Let $G$ be an abelian group of order $m$. If $n$ divides $m$, prove that $G$ has a subgroup of order $n$. [duplicate]

So I know $|G|=p_1p_2p_3\cdots p_n$ but I don't know where to go from there. I'm having trouble figuring out how they both relate.

Hint: Step 1: By the fundamental theorem of finite abelian groups, you know that $G\cong\Bbb Z/(p_1^{k_1})\times\cdots \Bbb Z/(p_r^{k_r})$ (note that $p_i$ and $p_j$ need not be distinct for $i\neq j$). Then if $\left|G\right| = m$, what is $m$ in terms of the $p_i^{k_i}$'s? (What is $\left|\Bbb Z/(p^r)\right|$? If $H$ and $K$ are finite abelian groups, what is $\left|H\times K\right|$?)

Step 2: Writing $m = \prod_{p\textrm{ prime}}p^{r_p}$, $n = \prod_{p\textrm{ prime}}p^{s_p}$, what can you say about the $s_p$'s in terms of the $r_p$'s? (Is one bounded by the other for all $p$, perhaps?) How does the factorization of $m$ into primes relate to the expression you found for the order of $G$ in step 1?

Step 3: Next, you want to use your knowledge of the subgroups of a cyclic group: in particular, what are the subgroups of $\Bbb Z/(N)$ for arbitrary $N\in\Bbb Z$ (and what are their orders)?

Step 4: Using this information, you'll be able to use the decomposition of $G$ given by the fundamental theorem of finite abelian groups to find subgroups $H_i$ of each factor $\Bbb Z/(p_i^{k_i})$ such that $\left|H_1\times\cdots\times H_r\right| = n$. Here you'll need to take a bit of care, as even though $\left|G\right| = p_1^{k_1}\cdots p_r^{k_r}$, $G$ need not be isomorphic to $\Bbb Z/(p_1^{k_1})\times\cdots\times\Bbb Z/(p_r^{k_r})$ - so you may find that you have a prime factor $q$ of $n$ for which there is no factor $\Bbb Z/(p_i^{k_i})$ of $G$ with $q$ dividing $p_i^{k_i}$ (Why is this relevant? Think about step 3.). However, this can be remedied using the observations you made in step $2$.

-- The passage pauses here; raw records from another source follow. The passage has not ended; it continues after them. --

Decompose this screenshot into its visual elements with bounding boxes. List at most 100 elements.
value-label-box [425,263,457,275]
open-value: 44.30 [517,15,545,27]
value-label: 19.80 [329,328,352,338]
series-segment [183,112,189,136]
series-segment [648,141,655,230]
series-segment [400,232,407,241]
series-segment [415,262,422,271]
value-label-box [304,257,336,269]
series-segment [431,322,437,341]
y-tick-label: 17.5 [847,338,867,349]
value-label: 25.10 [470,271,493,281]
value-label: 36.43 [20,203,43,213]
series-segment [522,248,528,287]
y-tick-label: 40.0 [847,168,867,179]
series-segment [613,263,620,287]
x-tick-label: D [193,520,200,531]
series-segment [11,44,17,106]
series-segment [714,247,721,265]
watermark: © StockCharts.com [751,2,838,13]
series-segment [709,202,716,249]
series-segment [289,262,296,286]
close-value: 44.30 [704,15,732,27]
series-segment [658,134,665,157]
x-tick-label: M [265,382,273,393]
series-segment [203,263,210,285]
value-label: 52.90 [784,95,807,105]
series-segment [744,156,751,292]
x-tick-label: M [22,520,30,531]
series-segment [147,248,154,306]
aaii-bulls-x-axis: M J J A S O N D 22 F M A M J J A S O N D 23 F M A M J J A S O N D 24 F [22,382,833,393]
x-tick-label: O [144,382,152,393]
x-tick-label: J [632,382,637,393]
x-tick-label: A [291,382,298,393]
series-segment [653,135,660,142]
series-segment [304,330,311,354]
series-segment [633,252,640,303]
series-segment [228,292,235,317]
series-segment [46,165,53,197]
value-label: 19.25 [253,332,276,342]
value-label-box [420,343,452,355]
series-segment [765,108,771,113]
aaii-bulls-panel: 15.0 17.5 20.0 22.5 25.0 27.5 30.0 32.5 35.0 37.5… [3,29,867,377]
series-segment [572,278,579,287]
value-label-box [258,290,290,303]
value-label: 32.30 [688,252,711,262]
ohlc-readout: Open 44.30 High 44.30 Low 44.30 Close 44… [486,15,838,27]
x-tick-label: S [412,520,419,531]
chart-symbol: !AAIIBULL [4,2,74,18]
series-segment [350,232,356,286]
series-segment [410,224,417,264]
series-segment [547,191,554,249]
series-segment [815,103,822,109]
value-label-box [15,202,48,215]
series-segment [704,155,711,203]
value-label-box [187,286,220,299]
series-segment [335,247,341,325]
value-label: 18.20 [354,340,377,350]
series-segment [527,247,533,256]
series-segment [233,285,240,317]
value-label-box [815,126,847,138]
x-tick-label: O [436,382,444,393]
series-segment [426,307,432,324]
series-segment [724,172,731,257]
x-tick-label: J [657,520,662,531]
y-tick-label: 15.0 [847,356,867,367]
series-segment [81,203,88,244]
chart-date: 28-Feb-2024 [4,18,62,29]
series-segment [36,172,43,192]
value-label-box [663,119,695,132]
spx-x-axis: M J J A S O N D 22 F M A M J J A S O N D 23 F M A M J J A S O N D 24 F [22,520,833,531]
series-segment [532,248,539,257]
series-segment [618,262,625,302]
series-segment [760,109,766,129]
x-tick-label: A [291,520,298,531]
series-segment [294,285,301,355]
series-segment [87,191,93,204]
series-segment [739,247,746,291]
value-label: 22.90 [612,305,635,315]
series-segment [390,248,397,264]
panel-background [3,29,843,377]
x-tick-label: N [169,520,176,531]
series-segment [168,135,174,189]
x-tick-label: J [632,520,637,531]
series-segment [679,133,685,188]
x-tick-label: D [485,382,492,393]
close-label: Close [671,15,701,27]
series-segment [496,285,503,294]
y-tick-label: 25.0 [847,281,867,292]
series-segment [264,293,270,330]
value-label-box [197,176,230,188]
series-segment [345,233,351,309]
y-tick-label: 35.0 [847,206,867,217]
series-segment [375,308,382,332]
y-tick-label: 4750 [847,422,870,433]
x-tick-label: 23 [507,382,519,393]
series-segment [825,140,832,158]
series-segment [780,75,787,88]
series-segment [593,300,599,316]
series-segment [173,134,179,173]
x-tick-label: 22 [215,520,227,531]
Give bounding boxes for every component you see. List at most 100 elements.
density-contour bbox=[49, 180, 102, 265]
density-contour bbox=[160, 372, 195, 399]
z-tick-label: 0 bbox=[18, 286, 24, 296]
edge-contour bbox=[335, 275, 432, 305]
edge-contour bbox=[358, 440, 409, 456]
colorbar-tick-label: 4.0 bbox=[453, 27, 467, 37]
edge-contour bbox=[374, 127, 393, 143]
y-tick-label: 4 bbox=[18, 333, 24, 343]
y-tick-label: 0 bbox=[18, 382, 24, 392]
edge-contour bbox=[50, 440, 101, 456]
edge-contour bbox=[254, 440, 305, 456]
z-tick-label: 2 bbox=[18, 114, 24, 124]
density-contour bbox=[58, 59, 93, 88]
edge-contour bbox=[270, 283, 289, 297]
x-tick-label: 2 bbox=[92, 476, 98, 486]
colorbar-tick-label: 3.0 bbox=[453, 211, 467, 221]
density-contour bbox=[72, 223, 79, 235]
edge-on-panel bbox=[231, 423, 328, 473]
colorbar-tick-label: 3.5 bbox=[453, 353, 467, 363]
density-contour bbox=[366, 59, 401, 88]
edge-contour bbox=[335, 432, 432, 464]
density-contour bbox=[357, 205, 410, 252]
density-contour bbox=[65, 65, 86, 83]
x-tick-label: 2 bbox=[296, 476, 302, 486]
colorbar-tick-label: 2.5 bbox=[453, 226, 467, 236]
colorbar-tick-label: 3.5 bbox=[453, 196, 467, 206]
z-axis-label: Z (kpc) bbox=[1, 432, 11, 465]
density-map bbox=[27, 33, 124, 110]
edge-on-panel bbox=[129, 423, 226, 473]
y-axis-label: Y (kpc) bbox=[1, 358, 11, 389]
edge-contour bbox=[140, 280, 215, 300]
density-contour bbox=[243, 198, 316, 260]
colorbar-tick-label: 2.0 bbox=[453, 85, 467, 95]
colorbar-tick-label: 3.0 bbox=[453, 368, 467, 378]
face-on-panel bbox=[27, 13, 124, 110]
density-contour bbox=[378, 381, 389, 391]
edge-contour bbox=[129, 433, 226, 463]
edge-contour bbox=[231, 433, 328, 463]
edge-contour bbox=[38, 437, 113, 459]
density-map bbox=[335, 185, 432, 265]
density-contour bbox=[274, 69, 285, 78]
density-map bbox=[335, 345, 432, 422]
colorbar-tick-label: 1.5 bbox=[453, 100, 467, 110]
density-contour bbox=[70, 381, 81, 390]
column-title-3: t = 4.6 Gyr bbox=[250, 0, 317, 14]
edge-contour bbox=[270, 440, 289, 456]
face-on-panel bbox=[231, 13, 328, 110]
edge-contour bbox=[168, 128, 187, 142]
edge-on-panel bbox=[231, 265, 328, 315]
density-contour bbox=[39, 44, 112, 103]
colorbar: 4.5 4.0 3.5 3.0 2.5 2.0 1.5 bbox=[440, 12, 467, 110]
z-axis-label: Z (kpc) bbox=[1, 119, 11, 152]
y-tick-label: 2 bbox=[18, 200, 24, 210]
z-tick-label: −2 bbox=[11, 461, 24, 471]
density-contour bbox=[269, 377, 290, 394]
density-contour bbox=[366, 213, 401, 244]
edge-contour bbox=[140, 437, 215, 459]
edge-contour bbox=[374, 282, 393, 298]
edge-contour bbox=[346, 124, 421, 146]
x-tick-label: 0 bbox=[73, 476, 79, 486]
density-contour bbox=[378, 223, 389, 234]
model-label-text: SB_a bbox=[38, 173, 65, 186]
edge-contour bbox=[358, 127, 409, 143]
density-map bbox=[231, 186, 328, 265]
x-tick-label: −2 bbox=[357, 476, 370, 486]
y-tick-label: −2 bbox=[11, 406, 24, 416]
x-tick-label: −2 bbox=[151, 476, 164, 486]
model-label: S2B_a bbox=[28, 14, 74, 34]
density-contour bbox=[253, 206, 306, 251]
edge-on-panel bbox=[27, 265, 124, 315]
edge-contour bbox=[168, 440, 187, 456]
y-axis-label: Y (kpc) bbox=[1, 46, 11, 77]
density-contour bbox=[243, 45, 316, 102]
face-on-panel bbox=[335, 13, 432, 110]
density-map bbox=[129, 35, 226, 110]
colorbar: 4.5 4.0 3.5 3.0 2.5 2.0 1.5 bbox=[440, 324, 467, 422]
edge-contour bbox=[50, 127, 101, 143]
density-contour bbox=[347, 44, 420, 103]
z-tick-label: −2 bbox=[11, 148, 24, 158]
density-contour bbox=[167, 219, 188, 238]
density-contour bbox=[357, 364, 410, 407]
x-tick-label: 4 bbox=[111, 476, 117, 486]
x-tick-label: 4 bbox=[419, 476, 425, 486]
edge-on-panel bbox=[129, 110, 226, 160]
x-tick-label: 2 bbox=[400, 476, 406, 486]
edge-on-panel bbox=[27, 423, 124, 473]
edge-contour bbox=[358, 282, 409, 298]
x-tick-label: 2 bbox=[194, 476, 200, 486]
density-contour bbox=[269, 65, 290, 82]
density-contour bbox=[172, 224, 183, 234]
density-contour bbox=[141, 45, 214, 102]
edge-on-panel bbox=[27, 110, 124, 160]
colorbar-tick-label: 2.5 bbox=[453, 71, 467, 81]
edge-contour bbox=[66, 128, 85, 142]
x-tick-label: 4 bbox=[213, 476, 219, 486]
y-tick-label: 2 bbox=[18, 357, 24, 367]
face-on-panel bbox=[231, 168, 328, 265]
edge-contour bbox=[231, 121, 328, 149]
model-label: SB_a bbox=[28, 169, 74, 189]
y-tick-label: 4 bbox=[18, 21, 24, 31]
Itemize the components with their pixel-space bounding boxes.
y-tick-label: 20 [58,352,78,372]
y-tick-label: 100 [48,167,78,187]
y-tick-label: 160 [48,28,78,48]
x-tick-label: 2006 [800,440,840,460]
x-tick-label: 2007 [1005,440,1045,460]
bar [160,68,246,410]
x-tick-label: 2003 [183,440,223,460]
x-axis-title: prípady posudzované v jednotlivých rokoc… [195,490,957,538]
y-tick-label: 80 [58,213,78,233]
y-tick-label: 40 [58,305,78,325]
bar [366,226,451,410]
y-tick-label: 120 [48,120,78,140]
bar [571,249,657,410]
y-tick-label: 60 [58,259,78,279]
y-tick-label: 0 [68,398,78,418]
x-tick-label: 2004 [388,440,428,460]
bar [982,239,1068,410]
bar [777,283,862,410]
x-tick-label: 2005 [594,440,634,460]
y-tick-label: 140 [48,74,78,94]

If $|G|={p_1}^{k_1}{p_2}^{k_2}....{p_n}^{k_n}$ and $ n={p_1}^{r_1}{p_2}^{r_2}....{p_n}^{r_n}$ where $n|m$, and $p_i's$ may be equal or distinct and as $G \cong \mathbb{Z_{p_1^{k_1}}} \times \mathbb{Z_{p_2^{k_2}}}......\mathbb{Z_{p_n^{k_n}}} $ pick, $a_1 \in \mathbb{Z_{p_1^{k_1}}} $ such that $|a_1|=p_1^{r_1}$, and similarly $a_2,a_3,,,,a_n$ etc i.e. $|a_i|=p_i^{r_i}$. Then $a_1.a_2.a_3...a_n$ is an element of order $n$ as $G$ is abelian.

Apply induction on order of $G$. It is true for $m=1$.

Let $p$ be a prime dividing $n$ ,then $p$ divides $m$. So $G$ has an element $a$ of order p. Consider $K=\langle a \rangle$, thus $O(G/K)=m/p$, which is less than $m$.

Let $n=m_1p$. So by the induction hypothesis $G/K$ has a subgroup of order $ m_1 $ (say, $H/K$) where $H$ is a subgroup of $G$ containing $K$. Hence, $O(H)=m_1p=n$.